On 09/07/2024 1:22 pm, Yangyu Chen wrote:


On Jul 9, 2024, at 19:46, Christoph Hellwig <hch@xxxxxx> wrote:

On Tue, Jul 09, 2024 at 07:39:29PM +0800, Yangyu Chen wrote:
The reason is that some optimizations failed to apply after adding
some passes. I will fix the compiler later. Whatever, we should not
rely on this optimization to get the code being successfully compiled.

The Linux kernel relies on constant propagation and dead code
eliminiation a lot to make code simpler and more readable.

Actually, the compiler is patched LLVM with -O2 optimization. I didn’t
turn off the optimization.

Well, sorry, you did do that, by patching the compiler in a way which makes it no longer happen as before.
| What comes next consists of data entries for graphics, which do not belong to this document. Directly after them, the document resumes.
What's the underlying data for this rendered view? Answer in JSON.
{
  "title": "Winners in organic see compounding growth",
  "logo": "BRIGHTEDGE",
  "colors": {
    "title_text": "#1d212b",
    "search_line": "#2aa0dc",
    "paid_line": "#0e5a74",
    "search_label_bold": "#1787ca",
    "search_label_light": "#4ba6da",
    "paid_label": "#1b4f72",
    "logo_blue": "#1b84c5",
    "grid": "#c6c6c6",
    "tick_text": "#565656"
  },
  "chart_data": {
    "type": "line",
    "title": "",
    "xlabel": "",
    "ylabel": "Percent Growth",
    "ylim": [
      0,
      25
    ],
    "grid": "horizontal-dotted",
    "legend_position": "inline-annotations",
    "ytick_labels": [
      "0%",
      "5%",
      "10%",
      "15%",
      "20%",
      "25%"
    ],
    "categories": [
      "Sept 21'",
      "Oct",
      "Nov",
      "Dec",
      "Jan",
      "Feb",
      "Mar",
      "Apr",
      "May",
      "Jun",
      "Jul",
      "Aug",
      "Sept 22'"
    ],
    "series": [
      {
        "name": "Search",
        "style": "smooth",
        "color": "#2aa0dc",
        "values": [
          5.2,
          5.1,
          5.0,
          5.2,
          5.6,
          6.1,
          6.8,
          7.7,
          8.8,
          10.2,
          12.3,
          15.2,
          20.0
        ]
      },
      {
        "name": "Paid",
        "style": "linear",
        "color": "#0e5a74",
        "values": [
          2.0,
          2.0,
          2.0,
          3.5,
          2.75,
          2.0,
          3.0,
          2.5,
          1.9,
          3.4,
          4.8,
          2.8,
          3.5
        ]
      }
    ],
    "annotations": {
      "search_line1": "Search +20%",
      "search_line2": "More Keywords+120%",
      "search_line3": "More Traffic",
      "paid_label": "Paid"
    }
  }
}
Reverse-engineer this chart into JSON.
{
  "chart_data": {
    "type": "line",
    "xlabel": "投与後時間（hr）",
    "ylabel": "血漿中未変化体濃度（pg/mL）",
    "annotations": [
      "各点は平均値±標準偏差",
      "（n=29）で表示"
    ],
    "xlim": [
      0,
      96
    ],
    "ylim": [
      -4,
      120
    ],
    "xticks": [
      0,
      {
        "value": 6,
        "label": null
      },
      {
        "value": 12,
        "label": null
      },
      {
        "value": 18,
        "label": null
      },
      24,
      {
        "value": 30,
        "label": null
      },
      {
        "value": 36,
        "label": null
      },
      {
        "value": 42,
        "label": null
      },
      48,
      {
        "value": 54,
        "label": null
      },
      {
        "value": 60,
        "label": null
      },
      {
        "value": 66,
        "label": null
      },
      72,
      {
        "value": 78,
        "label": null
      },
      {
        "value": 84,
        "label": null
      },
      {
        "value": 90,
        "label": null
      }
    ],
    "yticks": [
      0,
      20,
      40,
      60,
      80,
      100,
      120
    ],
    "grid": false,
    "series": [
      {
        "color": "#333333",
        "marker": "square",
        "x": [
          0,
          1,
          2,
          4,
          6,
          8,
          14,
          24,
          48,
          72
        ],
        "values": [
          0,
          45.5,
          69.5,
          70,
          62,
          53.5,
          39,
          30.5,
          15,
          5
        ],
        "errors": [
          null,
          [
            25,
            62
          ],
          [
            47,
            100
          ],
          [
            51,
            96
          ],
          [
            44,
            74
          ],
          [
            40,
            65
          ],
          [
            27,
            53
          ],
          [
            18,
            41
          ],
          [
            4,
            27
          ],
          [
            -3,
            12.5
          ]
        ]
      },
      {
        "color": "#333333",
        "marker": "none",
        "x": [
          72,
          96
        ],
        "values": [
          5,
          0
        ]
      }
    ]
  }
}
If LLVM is otherwise able to make this optimisation as expected then to me that sounds like your patch effectively causes a codegen regression in LLVM, thus it should hardly be the concern of Linux, nor every other project which may get worse codegen because of it, to work around it.

Regardless of whether people think it's reasonable to *depend* on compiler optimisation or not, emitting dead code which was not previously emitted at the same optimisation level seems like a clear step backwards.

You can see what we did for the compiler here[1] and compile the
kernel with `-march=rv64imac_zicond_zicldst` added to KBUILD_CFLAGS.
I added conditional load/store pass as Intel did for the x86 APX
extension, which appeared last year (called hoist load/store in
LLVM if you want to search the PR), and then LLVM failed to optimize
this.

The only failed symbol on the kernel with `ARCH=riscv defconfig`
is `arch_dma_set_uncached` since the compiler requires all possible
values to be known. I think a pattern like in kernel/dma/direct.c:349
for symbol `arch_dma_clear_uncached`, which uses `if
(IS_ENABLE(CONFIG_ARCH_HAS_xxx)) xxx` is acceptable. But for the
symbol `arch_dma_set_uncached`, a complex analysis is needed for a
value set in a block of branches. I think we should not rely on such
compiler optimization in such a complex pattern.

I'm not a compiler guy, but is it really that complex when the variable is only ever written with the same compile-time-constant value that it's already initialised with? If the optimisation pass is so focused on being able to use a conditional store instruction that it would rather emit one which has no effect either way than elide it entirely, that doesn't strike me as a particularly good optimisation :/

Thanks,
Robin.


In addition, patching this way can also make this symbol safer to use.

[1] https://github.com/cyyself/llvm-project/tree/zicldst-support-bugless-v3

Thanks,
Yangyu Chen